The technique currently commonly known as “MatCap”, as it was called for ZBrush, has been around since the 90’s in various forms. MatCap is originally called the Lit-Sphere model. That paper you linked to references it directly, and pairs it with something like Environment Mapped Bump Mapping, a technique that predates even the Lit-Sphere model. It was a defining feature of the Matrox G400 released in 1999. The main idea with environment mapping was you took a square texture and mapped it onto a surface in a way that looked like a reflection. Today people will generally just use a cubemap as it looks better, more accurate, and probably in some ways cheaper to calculate.

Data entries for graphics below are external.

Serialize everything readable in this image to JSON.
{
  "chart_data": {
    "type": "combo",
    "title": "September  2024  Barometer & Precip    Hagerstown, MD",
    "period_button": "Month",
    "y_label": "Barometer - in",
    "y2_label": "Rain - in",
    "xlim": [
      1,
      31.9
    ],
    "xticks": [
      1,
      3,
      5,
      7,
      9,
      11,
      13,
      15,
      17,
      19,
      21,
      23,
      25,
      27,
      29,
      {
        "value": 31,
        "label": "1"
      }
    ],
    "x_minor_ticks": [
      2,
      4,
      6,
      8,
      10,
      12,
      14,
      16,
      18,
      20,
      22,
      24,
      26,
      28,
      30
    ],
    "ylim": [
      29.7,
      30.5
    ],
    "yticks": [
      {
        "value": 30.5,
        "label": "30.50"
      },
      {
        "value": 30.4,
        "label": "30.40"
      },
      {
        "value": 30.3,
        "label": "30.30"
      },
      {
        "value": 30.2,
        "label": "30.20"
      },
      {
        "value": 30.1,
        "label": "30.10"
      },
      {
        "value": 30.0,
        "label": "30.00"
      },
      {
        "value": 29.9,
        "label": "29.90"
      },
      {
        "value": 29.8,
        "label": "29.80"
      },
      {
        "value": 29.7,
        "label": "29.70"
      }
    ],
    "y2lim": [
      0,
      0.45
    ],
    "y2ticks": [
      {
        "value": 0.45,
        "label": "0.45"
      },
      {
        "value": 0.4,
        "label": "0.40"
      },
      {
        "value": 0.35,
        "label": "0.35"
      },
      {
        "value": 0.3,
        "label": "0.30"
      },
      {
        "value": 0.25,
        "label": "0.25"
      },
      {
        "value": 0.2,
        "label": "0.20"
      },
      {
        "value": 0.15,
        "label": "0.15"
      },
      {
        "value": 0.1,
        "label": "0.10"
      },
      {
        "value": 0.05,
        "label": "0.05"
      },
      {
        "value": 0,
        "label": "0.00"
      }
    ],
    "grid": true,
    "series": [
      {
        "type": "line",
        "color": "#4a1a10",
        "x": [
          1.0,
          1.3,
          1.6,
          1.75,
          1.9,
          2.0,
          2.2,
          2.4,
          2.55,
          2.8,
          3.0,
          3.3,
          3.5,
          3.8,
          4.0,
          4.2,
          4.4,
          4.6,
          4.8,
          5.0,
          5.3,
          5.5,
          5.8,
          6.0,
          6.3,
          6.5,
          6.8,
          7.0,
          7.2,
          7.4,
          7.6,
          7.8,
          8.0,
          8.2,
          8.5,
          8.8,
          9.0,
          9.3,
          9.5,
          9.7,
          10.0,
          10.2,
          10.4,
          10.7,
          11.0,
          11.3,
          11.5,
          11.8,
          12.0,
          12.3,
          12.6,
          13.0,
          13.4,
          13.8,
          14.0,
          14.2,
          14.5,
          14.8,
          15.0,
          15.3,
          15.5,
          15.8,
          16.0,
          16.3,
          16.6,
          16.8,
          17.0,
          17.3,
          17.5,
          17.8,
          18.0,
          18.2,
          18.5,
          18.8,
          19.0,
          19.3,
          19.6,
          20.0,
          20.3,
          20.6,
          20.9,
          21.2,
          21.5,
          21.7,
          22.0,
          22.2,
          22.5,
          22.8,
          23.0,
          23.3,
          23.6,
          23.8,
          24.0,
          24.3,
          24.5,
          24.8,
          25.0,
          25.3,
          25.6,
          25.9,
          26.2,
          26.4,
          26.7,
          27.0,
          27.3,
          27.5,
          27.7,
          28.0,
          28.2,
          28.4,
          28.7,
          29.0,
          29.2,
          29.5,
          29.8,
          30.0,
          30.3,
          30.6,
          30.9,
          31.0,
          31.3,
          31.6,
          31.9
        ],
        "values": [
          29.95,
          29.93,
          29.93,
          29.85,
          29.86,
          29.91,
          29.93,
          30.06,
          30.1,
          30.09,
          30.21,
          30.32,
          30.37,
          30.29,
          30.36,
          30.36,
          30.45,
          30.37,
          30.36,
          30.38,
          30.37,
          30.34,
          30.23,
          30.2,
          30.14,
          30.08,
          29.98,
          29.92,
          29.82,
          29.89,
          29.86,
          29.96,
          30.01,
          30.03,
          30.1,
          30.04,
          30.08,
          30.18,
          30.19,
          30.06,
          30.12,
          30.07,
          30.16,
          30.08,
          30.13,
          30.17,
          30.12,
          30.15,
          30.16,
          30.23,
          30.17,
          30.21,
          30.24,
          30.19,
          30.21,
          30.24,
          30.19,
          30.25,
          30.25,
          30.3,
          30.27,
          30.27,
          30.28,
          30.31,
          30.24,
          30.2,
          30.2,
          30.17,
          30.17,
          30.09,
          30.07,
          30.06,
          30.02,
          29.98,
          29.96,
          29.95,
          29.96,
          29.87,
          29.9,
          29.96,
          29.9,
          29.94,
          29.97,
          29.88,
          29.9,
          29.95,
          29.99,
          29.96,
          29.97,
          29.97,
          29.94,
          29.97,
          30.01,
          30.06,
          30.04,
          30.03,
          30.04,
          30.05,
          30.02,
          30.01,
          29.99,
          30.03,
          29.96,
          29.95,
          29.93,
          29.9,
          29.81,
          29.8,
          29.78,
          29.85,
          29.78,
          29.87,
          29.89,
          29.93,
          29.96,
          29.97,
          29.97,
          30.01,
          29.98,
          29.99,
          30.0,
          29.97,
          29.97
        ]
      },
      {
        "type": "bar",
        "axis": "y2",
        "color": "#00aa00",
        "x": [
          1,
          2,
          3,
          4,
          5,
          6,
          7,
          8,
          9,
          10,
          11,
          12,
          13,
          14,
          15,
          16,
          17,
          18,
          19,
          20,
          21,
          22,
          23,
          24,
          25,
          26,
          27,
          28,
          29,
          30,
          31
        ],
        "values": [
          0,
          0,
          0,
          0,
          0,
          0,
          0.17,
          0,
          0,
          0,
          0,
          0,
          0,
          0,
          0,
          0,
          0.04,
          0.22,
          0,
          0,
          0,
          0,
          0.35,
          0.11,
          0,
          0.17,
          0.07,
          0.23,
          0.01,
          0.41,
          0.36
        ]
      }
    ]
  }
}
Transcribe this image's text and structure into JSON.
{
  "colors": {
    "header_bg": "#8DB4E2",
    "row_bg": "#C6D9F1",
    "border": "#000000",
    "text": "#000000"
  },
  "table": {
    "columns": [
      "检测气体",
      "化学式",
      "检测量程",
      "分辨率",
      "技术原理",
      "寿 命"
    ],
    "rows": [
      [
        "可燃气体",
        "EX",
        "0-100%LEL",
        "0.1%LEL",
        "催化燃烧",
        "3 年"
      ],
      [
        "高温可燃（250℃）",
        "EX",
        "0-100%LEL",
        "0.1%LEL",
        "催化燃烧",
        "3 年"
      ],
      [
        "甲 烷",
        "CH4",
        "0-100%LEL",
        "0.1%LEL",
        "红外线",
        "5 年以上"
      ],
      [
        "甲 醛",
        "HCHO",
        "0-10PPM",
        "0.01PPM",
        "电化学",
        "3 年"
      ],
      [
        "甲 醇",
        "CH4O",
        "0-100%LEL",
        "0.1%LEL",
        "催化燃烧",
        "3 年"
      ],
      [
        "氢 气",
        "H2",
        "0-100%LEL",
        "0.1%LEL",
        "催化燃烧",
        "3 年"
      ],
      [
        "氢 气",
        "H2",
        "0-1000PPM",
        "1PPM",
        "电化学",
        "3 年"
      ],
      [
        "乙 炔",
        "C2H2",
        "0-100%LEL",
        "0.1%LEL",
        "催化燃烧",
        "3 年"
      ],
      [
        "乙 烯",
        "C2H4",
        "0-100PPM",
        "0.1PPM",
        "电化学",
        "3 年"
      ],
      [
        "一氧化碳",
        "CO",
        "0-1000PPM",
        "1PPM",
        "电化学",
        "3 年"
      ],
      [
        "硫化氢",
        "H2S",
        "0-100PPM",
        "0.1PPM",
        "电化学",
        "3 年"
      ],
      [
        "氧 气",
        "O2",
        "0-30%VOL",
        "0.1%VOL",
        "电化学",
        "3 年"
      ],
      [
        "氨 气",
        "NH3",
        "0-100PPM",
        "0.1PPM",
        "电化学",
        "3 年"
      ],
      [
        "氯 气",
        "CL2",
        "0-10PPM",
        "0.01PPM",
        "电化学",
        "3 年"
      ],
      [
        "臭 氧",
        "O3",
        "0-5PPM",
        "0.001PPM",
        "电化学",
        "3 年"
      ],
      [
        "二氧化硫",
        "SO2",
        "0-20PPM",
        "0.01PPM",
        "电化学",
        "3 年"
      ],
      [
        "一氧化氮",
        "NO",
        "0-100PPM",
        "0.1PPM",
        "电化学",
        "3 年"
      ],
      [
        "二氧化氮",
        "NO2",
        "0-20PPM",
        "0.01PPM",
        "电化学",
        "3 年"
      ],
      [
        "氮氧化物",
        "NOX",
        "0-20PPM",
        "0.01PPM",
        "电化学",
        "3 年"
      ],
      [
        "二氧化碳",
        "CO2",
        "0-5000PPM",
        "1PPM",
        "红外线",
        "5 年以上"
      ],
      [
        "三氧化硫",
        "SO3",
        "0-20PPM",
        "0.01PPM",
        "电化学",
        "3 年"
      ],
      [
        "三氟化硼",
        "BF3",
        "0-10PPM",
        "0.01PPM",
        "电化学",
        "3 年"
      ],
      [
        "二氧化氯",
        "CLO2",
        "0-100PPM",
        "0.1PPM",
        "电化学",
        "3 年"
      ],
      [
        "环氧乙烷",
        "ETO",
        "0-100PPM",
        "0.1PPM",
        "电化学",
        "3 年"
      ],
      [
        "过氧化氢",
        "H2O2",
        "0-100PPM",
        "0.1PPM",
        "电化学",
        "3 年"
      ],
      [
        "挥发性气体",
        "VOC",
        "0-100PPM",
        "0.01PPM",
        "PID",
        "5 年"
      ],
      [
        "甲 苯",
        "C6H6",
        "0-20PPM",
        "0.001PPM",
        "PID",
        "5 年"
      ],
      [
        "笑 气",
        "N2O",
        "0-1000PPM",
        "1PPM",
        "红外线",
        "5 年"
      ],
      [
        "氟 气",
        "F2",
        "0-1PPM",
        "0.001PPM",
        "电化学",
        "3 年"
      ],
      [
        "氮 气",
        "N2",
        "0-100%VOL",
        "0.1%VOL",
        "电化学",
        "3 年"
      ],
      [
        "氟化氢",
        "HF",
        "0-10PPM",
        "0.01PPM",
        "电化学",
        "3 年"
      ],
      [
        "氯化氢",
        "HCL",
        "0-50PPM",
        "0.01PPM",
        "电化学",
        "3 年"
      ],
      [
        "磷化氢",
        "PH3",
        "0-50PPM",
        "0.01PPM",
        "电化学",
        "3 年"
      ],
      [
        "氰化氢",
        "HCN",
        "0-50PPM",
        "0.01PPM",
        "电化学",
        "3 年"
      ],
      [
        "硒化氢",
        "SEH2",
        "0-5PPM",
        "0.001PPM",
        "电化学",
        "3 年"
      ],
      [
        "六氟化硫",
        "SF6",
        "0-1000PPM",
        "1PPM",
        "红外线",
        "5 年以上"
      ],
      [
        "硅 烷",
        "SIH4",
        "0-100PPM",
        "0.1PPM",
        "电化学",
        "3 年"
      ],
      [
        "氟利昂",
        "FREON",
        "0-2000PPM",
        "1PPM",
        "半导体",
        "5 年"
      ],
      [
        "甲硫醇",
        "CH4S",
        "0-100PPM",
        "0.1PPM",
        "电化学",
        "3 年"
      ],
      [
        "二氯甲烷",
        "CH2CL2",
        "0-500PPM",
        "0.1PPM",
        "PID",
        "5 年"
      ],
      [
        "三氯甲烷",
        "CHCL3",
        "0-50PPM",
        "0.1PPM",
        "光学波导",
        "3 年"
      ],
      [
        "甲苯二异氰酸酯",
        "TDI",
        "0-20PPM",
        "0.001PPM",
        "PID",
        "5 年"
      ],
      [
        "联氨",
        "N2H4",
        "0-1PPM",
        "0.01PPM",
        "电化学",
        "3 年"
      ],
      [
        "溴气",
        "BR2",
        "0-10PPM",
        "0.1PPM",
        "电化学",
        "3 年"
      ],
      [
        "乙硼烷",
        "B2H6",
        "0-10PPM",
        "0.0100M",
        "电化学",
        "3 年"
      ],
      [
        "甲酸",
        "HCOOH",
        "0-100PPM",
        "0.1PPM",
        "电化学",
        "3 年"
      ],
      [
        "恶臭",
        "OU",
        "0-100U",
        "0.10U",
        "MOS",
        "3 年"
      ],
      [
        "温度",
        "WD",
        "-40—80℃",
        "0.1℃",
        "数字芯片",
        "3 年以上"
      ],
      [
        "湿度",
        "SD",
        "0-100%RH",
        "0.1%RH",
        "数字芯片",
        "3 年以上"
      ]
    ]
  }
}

Now, to get to your actual question. The main thing that MatCap shaders do is take a normal and convert that into view space, or view direction space, and then use that normal to sample texture. The above technique is doing the exact same thing, but the “view” is the light orientation. Unity doesn’t usually pass the full transform for the light, just the position or in the case of directional lights, just a direction vector. But you can reconstruct one if you’re okay with assuming the light is always “world up” like most cameras are.

Shader "Custom/LitSphereModel"
{
Properties
{
_Matcap ("Matcap", 2D) = "white"
}
SubShader
{
Tags { "RenderType" = "Opaque" }
Pass
{
Tags { "LightMode"="ForwardBase" }
CGPROGRAM
#pragma vertex vert
#pragma fragment frag
#include "UnityCG.cginc"
struct v2f
{
float4 pos : SV_POSITION;
float3 cap : TEXCOORD0;
};
sampler2D _Matcap;
v2f vert (appdata_full v)
{
v2f o;
o.pos = UnityObjectToClipPos(v.vertex);
float3 forward = _WorldSpaceLightPos0.xyz;
float3 up = float3(0,1,0);
float3 right = normalize(cross(up, forward));
up = -normalize(cross(right, forward));
float3x3 worldToLight = float3x3(right, up, forward);
float3 worldNormal = UnityObjectToWorldNormal(v.normal);
o.cap = mul(worldToLight, worldNormal);
return o;
}
fixed4 frag (v2f i) : SV_Target
{
if (i.cap.z < 0.0)
i.cap.xy = normalize(i.cap.xy);
else
i.cap = normalize(i.cap);
fixed4 col = tex2D(_Matcap, i.cap.xy * 0.5 + 0.5);
return col;
}
ENDCG
}
}
}
The problem, and something they don’t appear to address in the paper you linked, is what to do with stuff on the “back” of the model. All the examples they show appear to have an intentionally solid color, and I suspect that’s on purpose because it hides the fact it does this on the back side for any texture with detail around the outer edge:
That could probably be solved by using a stereographic projection instead of a straight remapping of the normal like I’m doing, but then it’s not really compatible with matcaps, though arguably neither is the above shader.
I’m also not doing any of the faked specular. That would be taking the reflection vector and transforming it into light space as well, so that’s not a ton more work, but too lazy at the moment.